Après de vaines mises en garde, Bruxelles s'est résignée mardi à lancer des procédures d'infraction contre la Hongrie, la Pologne et la République tchèque, pour leur refus obstiné d'accueillir des demandeurs d'asile depuis l'Italie et la Grèce.

«Nous avons épuisé tous les moyens» avant d'en arriver là, s'est justifié Dimitris Avramopoulos, le commissaire européen aux migrations, lors d'une conférence de presse au Parlement européen à Strasbourg.

«J'espère que les trois gouvernements vont changer leur position», car «l'Europe, ce n'est pas seulement pour demander des financements», a-t-il insisté, les appelant une nouvelle fois à faire preuve de solidarité dans le partage du fardeau migratoire.

Ces procédures légales sont lancées après des mois de pression de la Commission sur ces trois pays, opposants déterminés aux «relocalisations» adoptées par l'UE en septembre 2015, pour soulager l'énorme pression pesant sur Rome et Athènes face à la crise migratoire.

L'UE avait décidé de répartir en deux ans 160 000 demandeurs d'asile depuis l'Italie et la Grèce --où plus d'un million de migrants ont débarqué lors de la seule année 2015-- vers le reste de l'Union, en partie en fonction de quotas contraignants fixés pour chaque pays.
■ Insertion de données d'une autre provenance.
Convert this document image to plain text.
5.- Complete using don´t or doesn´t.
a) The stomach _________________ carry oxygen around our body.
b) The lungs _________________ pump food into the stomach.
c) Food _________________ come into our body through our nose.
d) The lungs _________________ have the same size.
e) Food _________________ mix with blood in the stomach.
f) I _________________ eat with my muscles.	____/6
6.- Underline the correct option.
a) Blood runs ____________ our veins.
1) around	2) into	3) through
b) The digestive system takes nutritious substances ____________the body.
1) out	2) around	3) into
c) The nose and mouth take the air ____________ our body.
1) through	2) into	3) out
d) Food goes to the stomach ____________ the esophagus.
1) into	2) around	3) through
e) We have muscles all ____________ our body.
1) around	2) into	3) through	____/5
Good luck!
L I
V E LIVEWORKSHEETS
Mais seulement un peu moins de 21 000 personnes ont été réparties à ce stade dans le cadre de ce plan, conçu comme une dérogation à la règle confiant la responsabilité des demandes d'asile aux pays de première entrée dans l'UE.

«Sanctions financières»

Censé incarner la solidarité européenne, l'échec de ce plan a plutôt illustré les divisions entre États membres, qui ne l'ont appliqué qu'au ralenti, voire l'ont ignoré, tandis que la plupart des migrants continuaient sans attendre leur route vers le nord de l'Europe.

Avec la Slovaquie, la Hongrie a même intenté une action devant la justice européenne, toujours en cours, pour contester ce plan européen.
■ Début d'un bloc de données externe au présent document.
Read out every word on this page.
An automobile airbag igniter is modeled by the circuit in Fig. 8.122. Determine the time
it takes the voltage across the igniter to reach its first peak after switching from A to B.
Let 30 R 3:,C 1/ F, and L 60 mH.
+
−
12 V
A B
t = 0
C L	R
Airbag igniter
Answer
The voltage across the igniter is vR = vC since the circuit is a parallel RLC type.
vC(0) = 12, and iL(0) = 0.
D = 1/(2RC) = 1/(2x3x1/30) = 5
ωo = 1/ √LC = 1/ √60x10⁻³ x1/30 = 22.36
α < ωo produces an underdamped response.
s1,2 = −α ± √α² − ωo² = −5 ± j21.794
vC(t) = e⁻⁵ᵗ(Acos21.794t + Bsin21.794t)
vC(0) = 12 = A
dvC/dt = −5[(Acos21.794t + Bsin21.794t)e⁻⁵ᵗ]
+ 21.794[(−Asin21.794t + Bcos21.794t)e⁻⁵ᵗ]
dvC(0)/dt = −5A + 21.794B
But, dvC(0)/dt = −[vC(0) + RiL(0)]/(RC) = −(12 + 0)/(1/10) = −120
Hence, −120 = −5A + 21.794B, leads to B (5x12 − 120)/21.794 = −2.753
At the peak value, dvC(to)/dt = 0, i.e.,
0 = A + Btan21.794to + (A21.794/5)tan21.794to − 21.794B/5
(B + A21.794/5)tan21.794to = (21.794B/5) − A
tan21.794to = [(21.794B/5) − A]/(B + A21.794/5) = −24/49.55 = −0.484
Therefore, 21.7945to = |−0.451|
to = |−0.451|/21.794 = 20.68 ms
Ces deux pays, ainsi que la Roumanie et la République tchèque, avaient voté contre, mais, minoritaires au sein de l'UE, ils se sont retrouvés contraints juridiquement de l'appliquer.

En prenant pour cibles Varsovie, Budapest et Prague, la Commission s'est concentrée sur les pays qui ont manifesté l'hostilité la plus forte.

Les deux premiers n'ont pas accueilli le moindre demandeur d'asile en presque deux ans, tandis que la République tchèque, qui en a accueilli douze, n'a pris aucun nouvel engagement d'accueil depuis mai 2016.

Les procédures d'infraction seront déclenchées formellement mercredi. Elles peuvent aboutir à une saisine de la Cour de justice de l'UE et, en dernier ressort, à de lourdes sanctions.

«Chantage»

«Le gouvernement considère qu'il s'agit de chantage», a répliqué le ministre des Affaires étrangères hongrois, Peter Szijjarto, mardi avant même l'annonce officielle de la Commission.

Son homologue polonais, Witold Waszczykowski, avait lui aussi pris les devants mardi, assurant que son pays ne se sentait pas «menacé» par d'éventuelles sanctions, qualifiées d'«illégales».

«Les quotas ne fonctionnent pas, ils encouragent l'immigration illégale et ont diminué la confiance des citoyens dans l'UE», a quant à lui réagi le premier ministre tchèque, Bohuslav Sobotka, sur le réseau Twitter.

Le Haut-commissaire des Nations unies pour les réfugiés, Filippo Grandi, s'est dit de son côté déçu par les Européens.

«Si l'Europe, une union de pays riches, n'est pas capable de partager cette responsabilité, comment pouvons-nous dire au reste du monde qu'il doit accueillir des réfugiés ?», a-t-il déclaré devant la presse à Barcelone.

Outre les réticences des États membres, les «relocalisations» ont également souffert de critères d'éligibilité restrictifs en termes de nationalité. Les demandeurs concernés doivent avoir la quasi-certitude d'obtenir l'asile après leur transfert.

C'est le cas des Syriens et des Érythréens, mais les Irakiens ont quant à eux été exclus des «relocalisations» et ne peuvent donc plus en être bénéficiaires.

Au-delà des questions migratoires, les procédures lancées mardi par la Commission interviennent sur fond de défiance entre les pays visés et les institutions européennes.

La Hongrie fait déjà l'objet d'une procédure d'infraction pour sa récente loi sur les universités, qui menace de fermeture un établissement financé par le milliardaire américain libéral George Soros, bête noire du premier ministre Viktor Orban.

Quant à la Pologne, elle a également rejeté toutes les demandes de la Commission de revenir sur ses réformes controversées de la justice constitutionnelle polonaise.